SIMI VALLEY, California -- The second Republican presidential debate is set for September 16th at the Ronald Reagan Presidential Library in Simi Valley, California. The debate will air on CNN, and similar to the first FOX News-sponsored debate in Cleveland, Ohio, it will be split into primetime and pre-primetime groups based on averaged polling numbers.
The primetime group will consist of no more than 10 candidates.
Scott Walker at first GOP presidential debate in Cleveland
Some have called Governor Scott Walker's performance in the first debate in Cleveland lackluster -- so has that criticism and the rise of Donald Trump, who is now the GOP front-runner, inspired Walker to reinvent himself on the campaign trail?

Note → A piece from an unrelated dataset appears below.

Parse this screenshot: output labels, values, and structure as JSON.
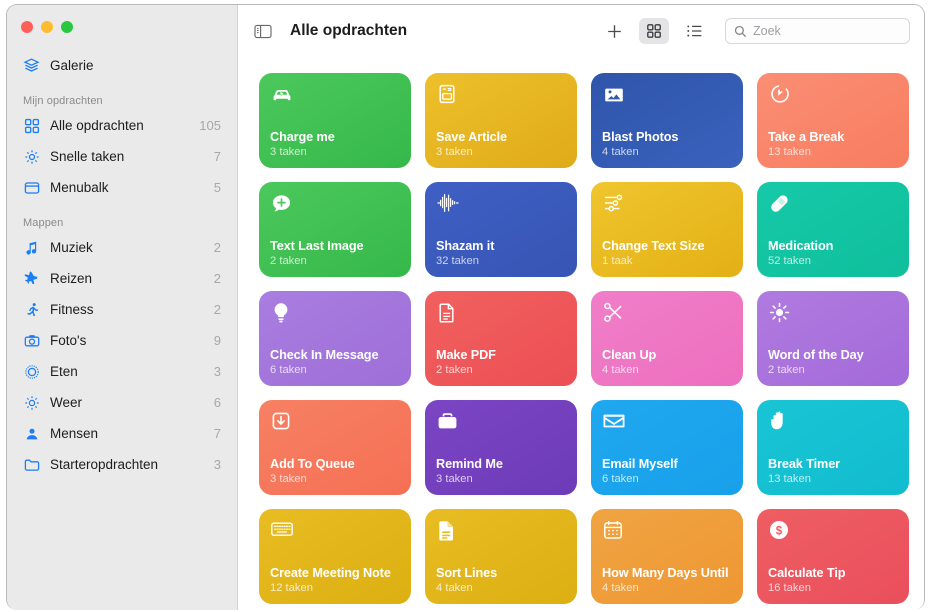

Following the first GOP presidential debate on August 6th, Walker has seen his support slip in some polls.
But when it comes to presidential politics, it can be best to think of the race for the White House like the stock market.
"It goes up. It goes down. It can be volatile," Mordecai Lee, a professor at UW-Milwaukee said.
Public opinion polls can be a bit like a "bear" or "bull" market too.
Suffolk University poll
Governor Walker, an early favorite, has fallen in the polls following the first presidential debate.
"The myth has grown since the evening of the debate. The evening of the debate he wasn't that impressive, but he didn't have any gaffes," Lee said.
Lee says pundits' assessments of Walker's performance in that first debate have gotten harsher.
"They went from unimpressive, to free fall, to weak, to fading in the polls, to not showing that he's got it -- and it's just been amazing how the narrative has changed," Lee said.
That's why it may feel as though Walker has been tweaking his tone a bit lately on the campaign trail.
"Politics is branding. He's trying to change his game a little bit and be a little stronger -- be more in control of his own image and not let others define who he is," Brian Bennett with STIR Marketing said.
Walker has also been sharing his policies as it relates to the hot topics in this race, such as immigration and foreign policy -- speaking out against President Barack Obama's proposed nuclear deal with Iran, and telling voters if he is elected, the U.S. would aggressively confront “radical Islamic terrorism."
Gov. Scott Walker on the political soapbox at the Iowa State Fair
"There's a lot of things that any brand really needs to do in order to be successful, right? You need to be top of mind. So that speaks to the way he's coming out with position papers. He wants to be in front of the news," Bennett said.
Lee says he thinks Walker is fine tuning his campaign -- but says he's not throwing the play book out the window.
"There's no doubt that in the last couple of weeks he's tried to show a little more heat, a little more passion, a little more detail, but I don't think he's changing very much," Lee said.
Another thing to keep in mind when it comes to the latest polls, Lee says door-to-door retail campaigning tends to work well with Iowa caucus-goers, and he says that style of campaigning is one of Governor Walker's strengths.